Боевые припасы были на исходе; дело с продовольствием обстояло также далеко не благополучно; пришлось экстренно командировать в Минск в штаб фронта дивизионного интенданта с просьбой выслать транспорт с продовольствием, а командиру 43-й артиллерийской бригады принять все меры к розыску наших парков и к доставке боевых припасов.
В течение двух дней противник нас не беспокоил; по-видимому, производил перегруппировку своих войск. Наши полки усиленно занимались приведением окопов в окончательно готовый вид, но, конечно, без проволочных заграждений, для которых не было ни проволоки, ни кольев.
169-й пехотный Ново-Трокский полк своих окопов не оставил и вместе с нашими батареями встретил немцев сильнейшим огнем, немецкое наступление захлебнулось, и его артиллерия снова повела артиллерийскую подготовку, длившуюся до самого вечера.
С наступлением темноты 169-й полк, понеся большие потери убитыми, ранеными и засыпанными в окопах землей[299]
, отошел версты две назад, на имевшуюся здесь вторую (не законченную же постройкой) линию окопов. В связи с этим я решил отодвинуть назад весь фронт дивизии, су зить его и расположиться по хребту высот, вдоль правого берега реки Березины, от Скодорова до Клима, а 26-я пехотная дивизия по приказанию командира корпуса выдвинулась несколько вперед и заняла фронт Климы – Вирцими. За ночь все части закрепились, и на следующий день, когда наконец-таки нашлись наши артиллерийские парки, доставившие нам снаряды и патроны, мы надлежащим образом ответили на огонь противника и прекратили все его попытки нас атаковать. Через два дня после этого прибыл из командировки 170-й пехотный Молодечненский полк и представил приказ начальника 2-й гвардейской пехотной дивизии с похвалами о его блестящих боевых действиях за Сморгонью.Отходя на гребень высот, в одном только погрешили: 172-й пехотный полк не удержал в своих руках фольварка Кальвария, несколько выдвинутого вперед перед нашим левым флангом, с его прочными каменными постройками, под прикрытием которых противник мог в нем размещать в непосредственной к нам близости свои пехотные части.
Этот фольварк все время был бельмом на нашем глазу и не давал покоя командиру корпуса.
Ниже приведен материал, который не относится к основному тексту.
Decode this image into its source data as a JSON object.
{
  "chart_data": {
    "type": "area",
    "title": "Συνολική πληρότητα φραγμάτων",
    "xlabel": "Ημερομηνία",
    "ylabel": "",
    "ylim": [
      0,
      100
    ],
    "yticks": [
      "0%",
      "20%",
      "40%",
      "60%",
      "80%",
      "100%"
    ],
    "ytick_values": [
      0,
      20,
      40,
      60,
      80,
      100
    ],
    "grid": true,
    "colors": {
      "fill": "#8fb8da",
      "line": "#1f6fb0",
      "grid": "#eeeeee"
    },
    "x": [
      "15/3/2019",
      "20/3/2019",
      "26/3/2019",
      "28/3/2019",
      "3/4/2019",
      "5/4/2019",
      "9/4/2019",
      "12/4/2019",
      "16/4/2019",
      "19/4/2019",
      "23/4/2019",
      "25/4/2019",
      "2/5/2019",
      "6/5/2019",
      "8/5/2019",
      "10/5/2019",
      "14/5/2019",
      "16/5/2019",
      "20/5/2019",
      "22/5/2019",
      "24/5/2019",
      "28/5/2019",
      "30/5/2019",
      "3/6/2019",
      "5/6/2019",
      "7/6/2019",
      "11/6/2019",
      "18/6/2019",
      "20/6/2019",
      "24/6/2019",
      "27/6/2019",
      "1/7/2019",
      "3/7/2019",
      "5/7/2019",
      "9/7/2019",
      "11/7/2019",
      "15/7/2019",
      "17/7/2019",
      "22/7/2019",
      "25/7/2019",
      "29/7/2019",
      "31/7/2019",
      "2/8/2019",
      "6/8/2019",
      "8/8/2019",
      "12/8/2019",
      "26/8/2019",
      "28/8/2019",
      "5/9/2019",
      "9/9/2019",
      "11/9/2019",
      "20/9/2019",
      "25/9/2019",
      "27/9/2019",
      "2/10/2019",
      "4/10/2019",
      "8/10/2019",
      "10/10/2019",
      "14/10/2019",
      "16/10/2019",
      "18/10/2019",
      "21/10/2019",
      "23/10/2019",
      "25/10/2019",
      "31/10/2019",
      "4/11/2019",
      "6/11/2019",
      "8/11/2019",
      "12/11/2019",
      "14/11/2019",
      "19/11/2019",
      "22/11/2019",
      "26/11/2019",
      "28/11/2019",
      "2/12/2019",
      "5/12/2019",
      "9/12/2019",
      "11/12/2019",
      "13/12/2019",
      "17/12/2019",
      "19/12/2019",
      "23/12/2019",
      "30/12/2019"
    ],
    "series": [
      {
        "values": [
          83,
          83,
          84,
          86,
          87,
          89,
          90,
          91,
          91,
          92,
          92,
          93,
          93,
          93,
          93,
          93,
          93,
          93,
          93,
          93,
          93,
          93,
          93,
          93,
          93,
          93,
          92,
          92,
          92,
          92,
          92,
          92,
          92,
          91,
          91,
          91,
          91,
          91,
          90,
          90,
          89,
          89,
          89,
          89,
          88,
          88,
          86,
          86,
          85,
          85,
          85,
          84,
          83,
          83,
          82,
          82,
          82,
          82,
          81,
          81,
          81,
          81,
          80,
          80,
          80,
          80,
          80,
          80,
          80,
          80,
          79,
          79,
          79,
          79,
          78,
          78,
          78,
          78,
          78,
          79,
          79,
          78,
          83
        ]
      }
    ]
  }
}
Решено было его захватить, для чего был назначен 172-й пехотный Лидский полк под командой полковника Баранова и взвод мортирной батареи. Эпизод этот в дневнике генерала Флуга описывается так:
…Я имел случай с близкого расстояния отчетливо ви деть ход боя на самом интересном участке фронта… у фольварка Кальвария, который атаковал наш Лидский полк; вид этот был настолько поучителен, что на нем стоит остановиться.
Позиция немцев в районе фольварка тянулась через него с севера на юг; скат, обращенный к нам, по-видимому, представлял довольно много закрытий, в виде разбросанных рощ и лощин, а также мертвых пространств; но ближний обстрел на одну-две сотни шагов имелся хороший.
Внутренность позиции немцев хорошо укрыта от наших взоров: что делалось за занятым ими гребнем, мне совершенно не было видно, несмотря на хороший наблюдательный пункт, на котором я находился в расстоянии верст 4–4½ от их передовых окопов.
Лидцы занимали окопы шагах в 500–600 от немцев; наступление началось с того, что мы стали подводить резервы к передовым окопам против фольварка Кальвария, обстреливая позицию немцев ураганным огнем артиллерии. Противник безмолвствовал; видно было только, что он обстреливает довольно редко пермцев, которые наступали левее лидцев.
Наступающая против фольварка Кальвария пехота не была удостоена ни артиллерийского, ни ружейного или пулеметного огня. К крайнему моему удивлению, молчание это продолжалось и тогда, когда наша пехота, по подходе резервов, вышла из своих окопов и довольно решительно двинулась в атаку. Шагах в 300 от немцев она залегла, но после непродолжительной остановки возобновила наступление довольно густыми цепями; только здесь мною стало наблюдаться довольно частое падение пуль среди наступающих и стал слышен треск пулеметов. Несмотря на это, наступление продолжалось очень энергично – все ближе и ближе к гребню немецкой позиции. Оставалось сделать еще небольшое усилие, и окопы были бы в наших руках; я с нетерпением и тревогой ждал торжественной минуты, когда начнется штыковая расправа с притаившимся в окопах противником, которого до сих пор совершенно не было видно. Но увы! Этому не суждено было сбыться.